Last week I attended a breakfast for all Technology Advisory Councils at our local community college. I sit on the advisory board for the Automotive Technology program. We heard from a speaker who mentioned her educational pathway. She said the word “tuition.” I immediately realized my college cost and my children’s college tuition. I couldn’t help to realize that the word ‘Tuition’ could replace the words “Training Investment.” My neurons synapsed!
That word, ‘tuition’, really moved me to stop and consider that we re-think our investment in training for our people. We are investing in tuition for our team to best serve our clients. We train to invest in our people’s ongoing education. Not the cost of training but the investment in “Tuition.” Many believe that education is a forever thing. I do, and our industry is one where technology and repair methodology travels faster than we can assimilate them.
If we changed the simple thought of paying for training to investing in tuition for our team, we might commit more to finding the best training and require a certain number of hours each year from our people. This is an investment in retention and career pathing.
A simple definition of tuition is: “A sum of money charged for teaching or instruction by a school or college, especially for individual pupils or small groups.” If you think of our industry’s top trainers, training companies, and top suppliers with training departments, we have a huge inventory of training courses. Be it live leader-led or virtual, we have the training. And I bet a regional training conference within 300 miles of your market offers top training courses. I guarantee it!
In many of our episodes, trainers will repeat the fact that attendance is good, not great. I will take the liberty, with no scientific facts to support me, but we need to train 700,000+ technicians who work in our industry. That number is likely low, but when you add up the 12 top training events held each year and look at their attendance, we are in no way reaching 5 to 10% of our need to educate.
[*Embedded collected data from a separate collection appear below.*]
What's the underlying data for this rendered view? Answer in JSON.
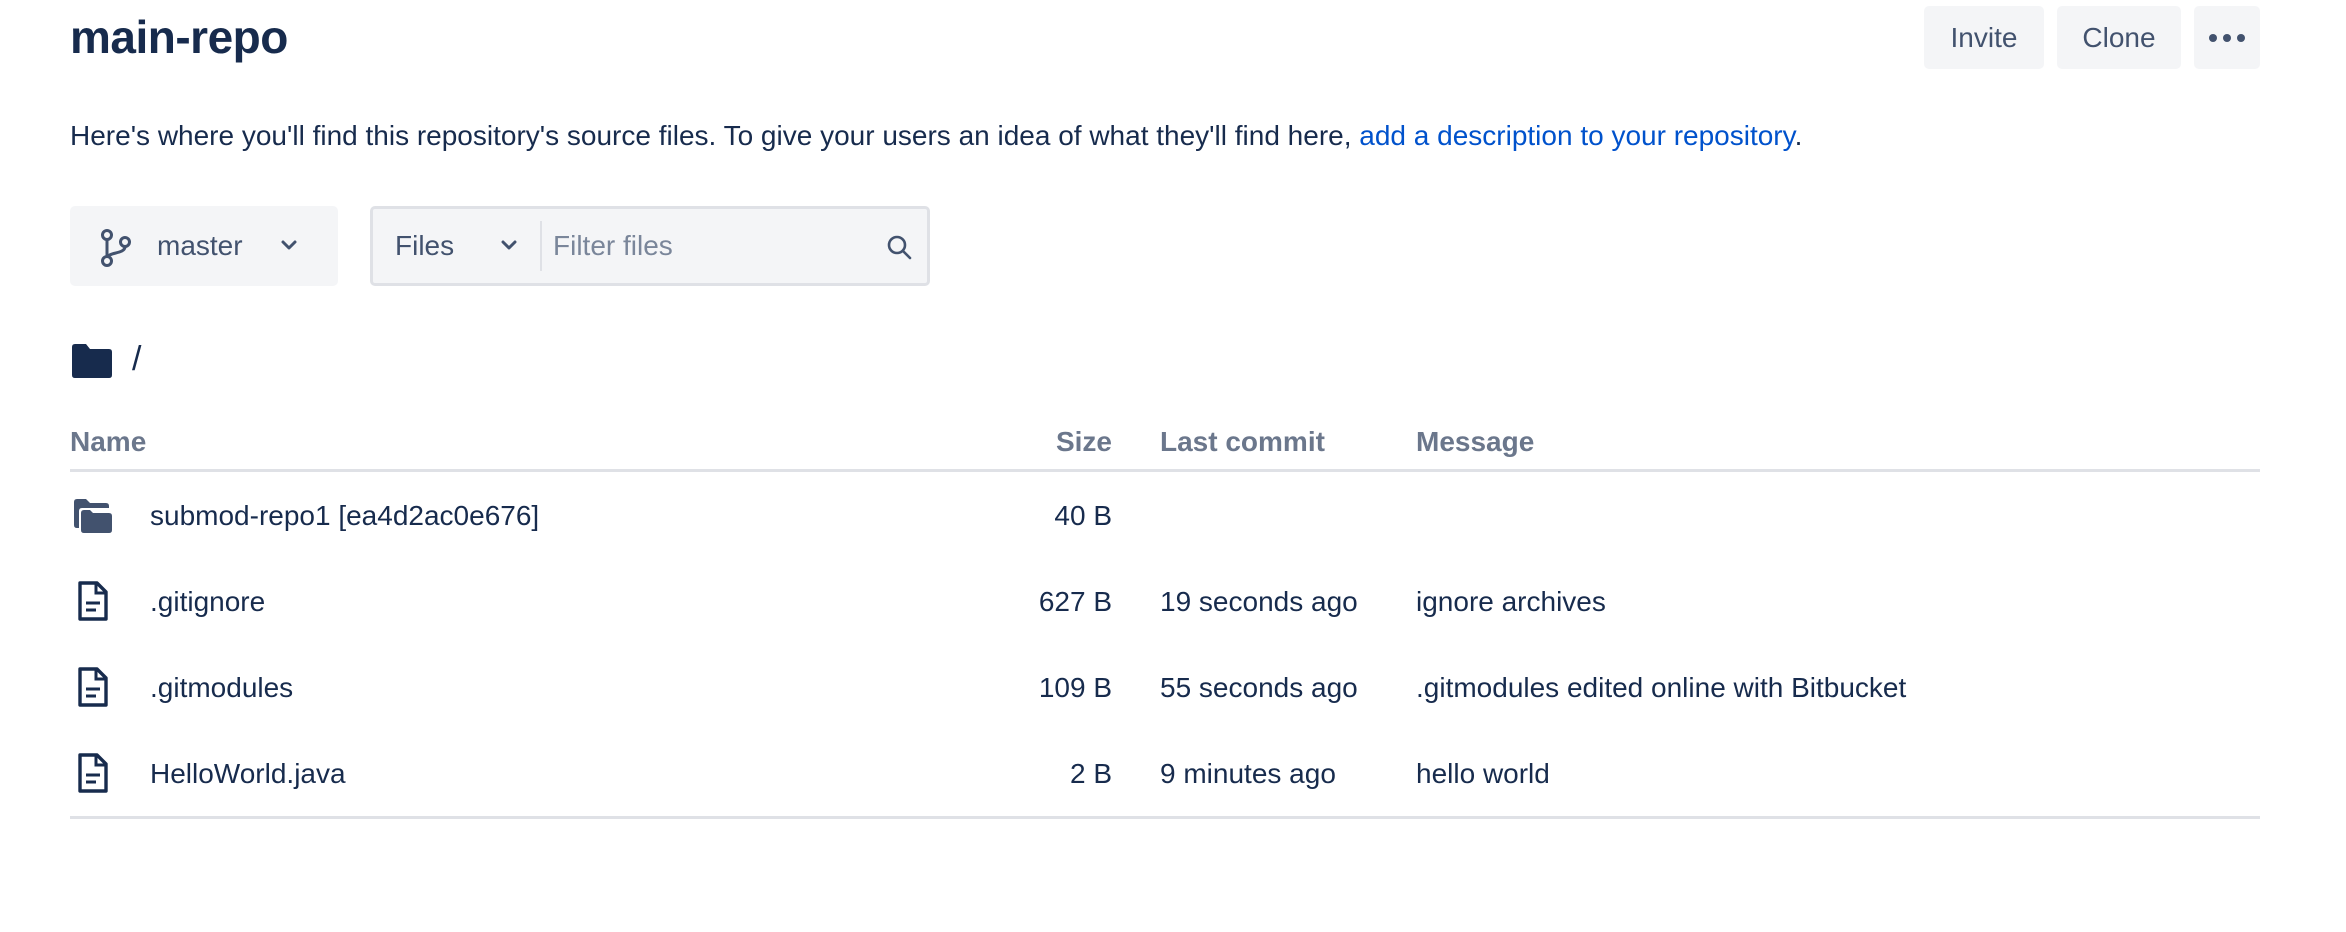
{
  "repo": {
    "title": "main-repo"
  },
  "header_actions": {
    "invite_label": "Invite",
    "clone_label": "Clone",
    "more_icon": "more-horizontal-icon"
  },
  "description": {
    "text": "Here's where you'll find this repository's source files. To give your users an idea of what they'll find here, ",
    "link_text": "add a description to your repository",
    "suffix": "."
  },
  "toolbar": {
    "branch_label": "master",
    "files_label": "Files",
    "filter_placeholder": "Filter files"
  },
  "breadcrumb": {
    "path": "/"
  },
  "table": {
    "columns": {
      "name": "Name",
      "size": "Size",
      "last_commit": "Last commit",
      "message": "Message"
    },
    "rows": [
      {
        "icon": "submodule-folder-icon",
        "name": "submod-repo1 [ea4d2ac0e676]",
        "size": "40 B",
        "last_commit": "",
        "message": ""
      },
      {
        "icon": "file-icon",
        "name": ".gitignore",
        "size": "627 B",
        "last_commit": "19 seconds ago",
        "message": "ignore archives"
      },
      {
        "icon": "file-icon",
        "name": ".gitmodules",
        "size": "109 B",
        "last_commit": "55 seconds ago",
        "message": ".gitmodules edited online with Bitbucket"
      },
      {
        "icon": "file-icon",
        "name": "HelloWorld.java",
        "size": "2 B",
        "last_commit": "9 minutes ago",
        "message": "hello world"
      }
    ]
  },
  "colors": {
    "text": "#172b4d",
    "link": "#0052cc",
    "muted": "#6b778c",
    "button_bg": "#f4f5f7",
    "border": "#dfe1e6"
  }
}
I always wonder why that number is so low. But I always find the answers from the top-tier shop owners and technicians from our industry. They know that training must be an essential pillar to their business and career.
You can hear from a group of trainers I’ve interviewed HERE and the continual theme of the importance of career-building training from Matt Fanslows Podcast HERE.
If you don’t invest in training tuition, keep a training resume on your team, require 40 hours a year, and encourage daytime training, it is time you start.